Je parle, et sur-le-champ la nation entière
Vole aux combats : pour toi, sous l'ombre de nos bois,
A peine assembles-tu quelques lourds villageois,
Parmes chants, des hauts faits la gloire est proclamée :
Organe de la renommée,
Plus d'un héros me doit son immortalité,
Et sans moi, tel nom si vanté
Ne retentirait point au temple de Mémoire. »

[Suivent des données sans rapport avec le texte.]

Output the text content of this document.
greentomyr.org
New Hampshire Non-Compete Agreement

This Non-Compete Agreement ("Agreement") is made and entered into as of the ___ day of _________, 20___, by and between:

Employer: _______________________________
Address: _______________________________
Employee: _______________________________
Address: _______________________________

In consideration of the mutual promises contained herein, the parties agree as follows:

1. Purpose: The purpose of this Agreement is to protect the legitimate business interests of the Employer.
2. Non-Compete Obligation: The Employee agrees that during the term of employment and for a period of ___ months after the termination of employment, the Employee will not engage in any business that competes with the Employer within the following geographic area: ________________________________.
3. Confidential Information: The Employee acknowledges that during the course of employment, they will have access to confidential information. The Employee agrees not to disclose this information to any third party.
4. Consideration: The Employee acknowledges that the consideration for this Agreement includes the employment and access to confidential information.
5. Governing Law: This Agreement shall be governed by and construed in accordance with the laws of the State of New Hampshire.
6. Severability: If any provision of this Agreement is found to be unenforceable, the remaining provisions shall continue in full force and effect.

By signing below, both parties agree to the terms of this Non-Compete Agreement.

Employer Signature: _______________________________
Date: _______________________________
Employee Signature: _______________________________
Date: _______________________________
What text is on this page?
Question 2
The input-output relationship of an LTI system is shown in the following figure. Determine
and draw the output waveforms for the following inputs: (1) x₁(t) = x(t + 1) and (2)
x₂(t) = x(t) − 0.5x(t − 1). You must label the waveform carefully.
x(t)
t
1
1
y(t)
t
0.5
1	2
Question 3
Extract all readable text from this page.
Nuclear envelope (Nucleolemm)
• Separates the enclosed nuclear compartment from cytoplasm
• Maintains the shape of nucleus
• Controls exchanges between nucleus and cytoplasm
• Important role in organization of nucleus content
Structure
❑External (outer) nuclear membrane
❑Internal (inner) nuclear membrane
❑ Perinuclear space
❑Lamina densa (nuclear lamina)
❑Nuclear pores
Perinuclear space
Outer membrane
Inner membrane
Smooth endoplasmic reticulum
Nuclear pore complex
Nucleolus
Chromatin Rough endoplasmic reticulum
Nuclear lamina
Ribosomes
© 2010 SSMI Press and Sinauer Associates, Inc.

« Ma chère, interrompit le timide instrument,
Je suis loin d'aspirer à ton immense gloire :
Raisonnons un peu cependant,
Avant de te céder une entière victoire.
Tu sers dans ses travaux la déesse aux cent voix ;
Soit ; mais conviens-en toutefois,
Si l'on en croit certain malin poète,
Elle n'a pas toujours bien placé sa trompette.
A ses décrets soumettant ses accents,
Tu proclames, dis-tu, les hauts faits, les talents ;
Mais plus souvent encor n'a-t-on pas vu la brigue,
La camaraderie, et la ruse, et l'intrigue
De ta divinité dicter les jugements ?
Si tu chantes parfois les exploits éclatants
Qu'un jour célébrera l'histoire,
Nous te voyons aussi, dans une foire,
Mettre tes sons assourdissants
Au service des charlatans.
Tu donnes le signal des combats, du carnage :
Ah ! ne nous vante pas le sinistre avantage
De porter le deuil dans les cœurs
Des mères, des enfants, des épouses, des sœurs.
Lorsque de toutes parts ta voix retentissante
Répand l'horreur et l'épouvante,
J'appelle autour de moi le plaisir, la gaîté.
Jouis de ta gloire sanglante
Et laisse-moi ma douce obscurité. »

Livre VI, Fable 19


Le malin poète est Voltaire.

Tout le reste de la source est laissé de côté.